La identidad therian se manifiesta, según testimonios difundidos en redes, a través de comportamientos físicos, emociones y símbolos como collares, máscaras o colas artificiales.
La viralización en redes sociales
El crecimiento del fenómeno está directamente relacionado con la viralización de contenidos en plataformas digitales. Videos de adolescentes corriendo en parques con máscaras de animales o realizando movimientos inspirados en lobos y felinos han generado millones de visualizaciones.
En ciudades de América Latina y Europa se han registrado encuentros organizados a través de redes sociales, donde jóvenes que se identifican como therians se reúnen en espacios públicos. Estas imágenes han provocado reacciones diversas, desde curiosidad y apoyo hasta críticas y preocupación.
El debate social y psicológico
La expansión del fenómeno ha abierto una discusión sobre identidad, adolescencia y redes sociales.

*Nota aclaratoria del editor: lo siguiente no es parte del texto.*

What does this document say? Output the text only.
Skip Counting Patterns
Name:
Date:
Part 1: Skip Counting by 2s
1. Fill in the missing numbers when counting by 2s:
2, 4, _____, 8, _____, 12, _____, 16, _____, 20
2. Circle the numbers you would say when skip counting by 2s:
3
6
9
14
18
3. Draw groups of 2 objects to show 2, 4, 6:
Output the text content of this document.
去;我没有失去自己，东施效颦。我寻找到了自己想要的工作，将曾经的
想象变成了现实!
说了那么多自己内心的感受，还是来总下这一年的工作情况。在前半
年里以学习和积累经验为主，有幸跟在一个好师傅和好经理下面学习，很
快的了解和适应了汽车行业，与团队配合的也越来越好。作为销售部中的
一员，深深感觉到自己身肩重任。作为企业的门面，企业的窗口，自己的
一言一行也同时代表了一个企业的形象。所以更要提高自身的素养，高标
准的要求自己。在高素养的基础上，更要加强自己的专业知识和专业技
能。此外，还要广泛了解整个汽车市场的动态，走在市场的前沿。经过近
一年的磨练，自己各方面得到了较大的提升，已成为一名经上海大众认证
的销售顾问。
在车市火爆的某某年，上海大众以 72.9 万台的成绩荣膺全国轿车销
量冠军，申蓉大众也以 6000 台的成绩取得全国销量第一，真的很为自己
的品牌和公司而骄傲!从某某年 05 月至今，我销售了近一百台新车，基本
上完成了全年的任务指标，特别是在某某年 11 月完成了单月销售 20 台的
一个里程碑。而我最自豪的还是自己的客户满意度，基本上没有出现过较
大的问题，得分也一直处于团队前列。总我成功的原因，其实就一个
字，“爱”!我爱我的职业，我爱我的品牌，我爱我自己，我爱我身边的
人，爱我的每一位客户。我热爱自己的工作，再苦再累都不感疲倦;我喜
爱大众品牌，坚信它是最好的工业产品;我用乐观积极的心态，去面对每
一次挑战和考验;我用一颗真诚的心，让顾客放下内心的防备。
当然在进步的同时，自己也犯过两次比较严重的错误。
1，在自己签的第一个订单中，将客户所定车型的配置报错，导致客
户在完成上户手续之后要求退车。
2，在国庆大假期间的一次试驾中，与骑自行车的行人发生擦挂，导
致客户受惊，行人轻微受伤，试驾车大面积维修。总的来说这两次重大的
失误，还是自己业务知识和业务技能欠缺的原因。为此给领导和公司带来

El medio de comunicación La Nación compartió la opinión de un psicoanalista y psiquiatra infantojuvenil, Francisco Guerrini. El profesional explicó "que detrás de algunas conductas relacionadas con este movimiento podría existir una búsqueda emocional más profunda".
"Lo primero que uno tiene que pensar es si hay sufrimiento", señaló el especialista, quien explicó que estas expresiones pueden aparecer durante la adolescencia como parte de la construcción de identidad y la necesidad de pertenencia social.
Guerrini también advirtió que, en ciertos casos, el fenómeno puede ir más allá de lo lúdico. "Ya cuando muerden, en ese caso se trata de otra problemática más lindante a un episodio enfermo o psicopatológico", afirmó.
El especialista subrayó el papel de las familias y el contexto social en estos procesos de identificación, señalando que muchos jóvenes buscan referentes en redes sociales cuando sienten falta de contención cercana.
Más allá de la polémica, el debate sobre los therians pone sobre la mesa temas como la salud mental, la influencia de las redes sociales y la forma en que los jóvenes construyen su identidad en la era digital.